This also means that as this capacity increases, heart doesn’t have to beat as frequently to deliver the
oxygen required to fuel your muscles at a given effort level. Or, if you compare the same heart rate before
and after your improvement efforts, your heart pumps a greater volume of oxygenated blood after the
improvement—and therefore a greater maximum amount of oxygen per minute.

An individual’s VO2 max is influenced by a range of factors including age, gender, altitude, and, of course,
fitness. The average untrained man will have a VO2 Max around 35-40 mL/kg/min, and the average
untrained woman will have a measurement of around 25-30 mL/kg/min. Well-trained endurance male and
female athletes will often achieve values of 50-60 mL/kg/min and 40-50 mL/kg/min, respectively.

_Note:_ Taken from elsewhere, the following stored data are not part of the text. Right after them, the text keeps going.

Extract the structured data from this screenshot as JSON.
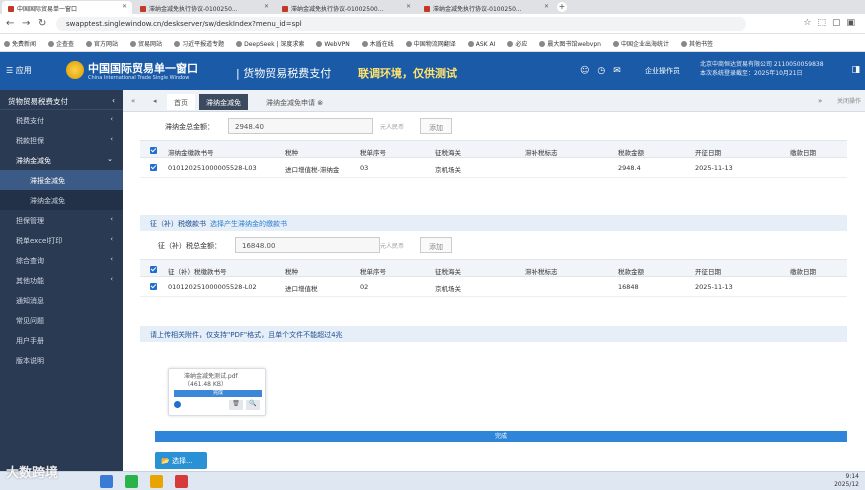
{
  "browser": {
    "tabs": [
      {
        "label": "中国国际贸易单一窗口",
        "active": true
      },
      {
        "label": "滞纳金减免执行协议-0100250..."
      },
      {
        "label": "滞纳金减免执行协议-01002500..."
      },
      {
        "label": "滞纳金减免执行协议-0100250..."
      }
    ],
    "url": "swapptest.singlewindow.cn/deskserver/sw/deskIndex?menu_id=spl",
    "bookmarks": [
      "免费新闻",
      "企查查",
      "官方网站",
      "贸易网站",
      "习近平报道专题",
      "DeepSeek | 深度求索",
      "WebVPN",
      "木盾在线",
      "中国物流网翻译",
      "ASK AI",
      "必应",
      "晨大图书馆webvpn",
      "中国企业出海统计",
      "其他书签"
    ]
  },
  "header": {
    "menu_label": "☰ 应用",
    "title": "中国国际贸易单一窗口",
    "subtitle": "China International Trade Single Window",
    "system": "| 货物贸易税费支付",
    "env_note": "联调环境，仅供测试",
    "operator": "企业操作员",
    "company_line1": "北京中商恒达贸易有限公司 2110050059838",
    "company_line2": "本次系统登录截至：2025年10月21日"
  },
  "sidebar": {
    "head": "货物贸易税费支付",
    "items": [
      {
        "label": "税费支付",
        "arrow": "‹"
      },
      {
        "label": "税款担保",
        "arrow": "‹"
      },
      {
        "label": "滞纳金减免",
        "arrow": "⌄"
      },
      {
        "label": "滞报金减免",
        "arrow": ""
      },
      {
        "label": "滞纳金减免",
        "arrow": ""
      },
      {
        "label": "担保管理",
        "arrow": "‹"
      },
      {
        "label": "税单excel打印",
        "arrow": "‹"
      },
      {
        "label": "综合查询",
        "arrow": "‹"
      },
      {
        "label": "其他功能",
        "arrow": "‹"
      },
      {
        "label": "通知消息",
        "arrow": ""
      },
      {
        "label": "常见问题",
        "arrow": ""
      },
      {
        "label": "用户手册",
        "arrow": ""
      },
      {
        "label": "版本说明",
        "arrow": ""
      }
    ]
  },
  "pagetabs": {
    "prev": "«",
    "back": "◂",
    "home": "首页",
    "mid": "滞纳金减免",
    "current": "滞纳金减免申请 ⊗",
    "next": "»",
    "close": "关闭操作"
  },
  "section1": {
    "amount_label": "滞纳金总金额：",
    "amount_value": "2948.40",
    "unit": "元人民币",
    "add": "添加",
    "headers": [
      "滞纳金缴款书号",
      "税种",
      "税单序号",
      "征税海关",
      "滞补税标志",
      "税款金额",
      "开征日期",
      "缴款日期"
    ],
    "row": [
      "010120251000005528-L03",
      "进口增值税-滞纳金",
      "03",
      "京机场关",
      "",
      "2948.4",
      "2025-11-13",
      ""
    ]
  },
  "section2": {
    "title": "征（补）税缴款书",
    "hint": "选择产生滞纳金的缴款书",
    "amount_label": "征（补）税总金额：",
    "amount_value": "16848.00",
    "unit": "元人民币",
    "add": "添加",
    "headers": [
      "征（补）税缴款书号",
      "税种",
      "税单序号",
      "征税海关",
      "滞补税标志",
      "税款金额",
      "开征日期",
      "缴款日期"
    ],
    "row": [
      "010120251000005528-L02",
      "进口增值税",
      "02",
      "京机场关",
      "",
      "16848",
      "2025-11-13",
      ""
    ]
  },
  "upload": {
    "title": "请上传相关附件，仅支持\"PDF\"格式，且单个文件不能超过4兆",
    "file_name": "滞纳金减免测试.pdf",
    "file_size": "（461.48 KB）",
    "progress_label": "完成",
    "progress_pct": 100,
    "done": "完成",
    "select": "📂 选择..."
  },
  "taskbar": {
    "time": "9:14",
    "date": "2025/12"
  },
  "watermark": "大数跨境",
  "colors": {
    "brand": "#1a5aa6",
    "sidebar": "#2a3a53",
    "accent": "#2f86d8"
  }
}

The more intense the exercise bout, the greater the disruption in homeostasis. Your muscles and blood
can become more acidic. Blood oxygen and glucose levels must be regulated to prevent them from falling
below normal levels. Body temperature increases activating thermal regulators processes. When you
exercise three to five times a week for several months, the body will make long-term or chronic
adaptations to the repeated stress of regular exercise.
In response to weeks and months of endurance training, a classic chronic adaptation is an increase in
mitochondrial number, and oxidative capacity in skeletal muscle. After weeks of being repeatedly
activated, chronic adaptations are made in the pathway responsible for mitochondrial biogenesis, thereby
increasing their numbers.

Moreover, when we go from rest to submaximal exercise, the rate of ATP utilization by the muscle
increases dramatically. Basically, when the concentration of ATP in the muscle cell drops below normal
resting levels, the energy charge drops and ATP producing pathways are activated. The energy charge
will drop during exercise dependent upon the exercise intensity and rate of ATP utilization.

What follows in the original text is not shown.